Yunanistan'da rüzgar nereden esiyor?

Yunanistan'da bugün sandık başına gidiliyor. Anketlerde önde görünen reformist parti SYRİZA'nın uzlaşma arayışları, “sol yükseliş” görüntüsüne şimdiden gölge düşmüş durumda. Komünistler ise düzenin tüm aktörlerini hedef alarak yeni döneme hazırlanıyor.

Engin Karaman

Komşuda seçimler için geri sayım başladı. Cumhurbaşkanlığı seçimlerinin meclis ayağının tıkanması ve hükümetin prosedür gereği düşmesi nedeniyle yarın, 25 Ocak'ta sandık başına gidilecek. Türkiye'den bakılınca bu seçimin bölge siyaseti ve sol açısından ilgi çekici yanları olduğu kesin.

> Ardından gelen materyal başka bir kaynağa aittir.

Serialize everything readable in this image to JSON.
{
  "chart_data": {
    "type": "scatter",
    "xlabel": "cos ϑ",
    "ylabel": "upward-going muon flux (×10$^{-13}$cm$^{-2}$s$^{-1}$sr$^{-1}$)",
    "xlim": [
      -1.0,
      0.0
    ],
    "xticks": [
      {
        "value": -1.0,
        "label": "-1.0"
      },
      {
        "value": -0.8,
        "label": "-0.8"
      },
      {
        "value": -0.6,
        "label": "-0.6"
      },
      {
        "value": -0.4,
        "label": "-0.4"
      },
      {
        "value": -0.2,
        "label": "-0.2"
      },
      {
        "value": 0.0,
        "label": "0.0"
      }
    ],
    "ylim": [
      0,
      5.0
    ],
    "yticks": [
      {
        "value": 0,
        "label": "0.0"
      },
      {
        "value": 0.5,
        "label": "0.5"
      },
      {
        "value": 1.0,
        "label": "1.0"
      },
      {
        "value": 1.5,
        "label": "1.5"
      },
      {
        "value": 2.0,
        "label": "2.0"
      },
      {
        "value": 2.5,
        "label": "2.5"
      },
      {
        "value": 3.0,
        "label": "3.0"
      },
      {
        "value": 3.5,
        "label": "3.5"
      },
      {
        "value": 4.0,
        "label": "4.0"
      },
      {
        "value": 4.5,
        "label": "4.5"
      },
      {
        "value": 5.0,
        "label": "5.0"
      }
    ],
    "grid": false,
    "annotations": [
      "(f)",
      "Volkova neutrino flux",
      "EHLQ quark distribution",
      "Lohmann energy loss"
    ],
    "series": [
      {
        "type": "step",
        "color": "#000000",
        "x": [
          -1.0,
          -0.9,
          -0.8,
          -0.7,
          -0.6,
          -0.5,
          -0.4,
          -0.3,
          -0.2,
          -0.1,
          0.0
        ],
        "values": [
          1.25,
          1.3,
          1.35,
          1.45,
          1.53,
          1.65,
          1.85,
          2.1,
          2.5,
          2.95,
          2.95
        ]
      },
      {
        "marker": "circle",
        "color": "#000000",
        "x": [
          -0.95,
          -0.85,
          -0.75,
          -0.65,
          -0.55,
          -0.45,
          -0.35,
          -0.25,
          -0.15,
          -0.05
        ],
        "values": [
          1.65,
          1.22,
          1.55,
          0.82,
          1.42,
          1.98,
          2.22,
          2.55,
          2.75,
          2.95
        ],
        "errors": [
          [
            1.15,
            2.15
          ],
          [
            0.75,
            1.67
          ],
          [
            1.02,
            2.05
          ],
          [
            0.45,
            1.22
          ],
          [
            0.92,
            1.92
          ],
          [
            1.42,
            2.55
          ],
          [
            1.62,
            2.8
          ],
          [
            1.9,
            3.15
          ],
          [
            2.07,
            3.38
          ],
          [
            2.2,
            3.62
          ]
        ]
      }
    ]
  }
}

13 Ocak'ta Habertürk'te bir canlı yayına katılan HDP Eş Genel Başkanı Selahattin Demirtaş, Yunanistan ve İspanya'da kendilerininkine benzer siyasi partilerin büyük çıkış yakaladığını, kendilerinin de bu yolu takip ettiklerini söylerken, 25 Ocak'taki seçimlerin galibi olacağı tahmin edilen SYRİZA'yı kastediyordu. Türkiye'de sol kamuoyunun belirli kesimleri için Yunanistan'da SYRİZA, İspanya'da ise Podemos yeni bir yükselişin habercisi durumundalar. HDP ise bahsi geçen siyaset tarzının Türkiye'deki temsilcisi olarak sunuluyor. Dünya solunun bir kısmı ve komünistler açısından ise yükseldiği görülen hareketler Avrupa'da siyasetin tıkanıklığına düzen içi bir çözüm bulma arayışındalar ve reformizmin tipik bir örneğini teşkil ediyorlar.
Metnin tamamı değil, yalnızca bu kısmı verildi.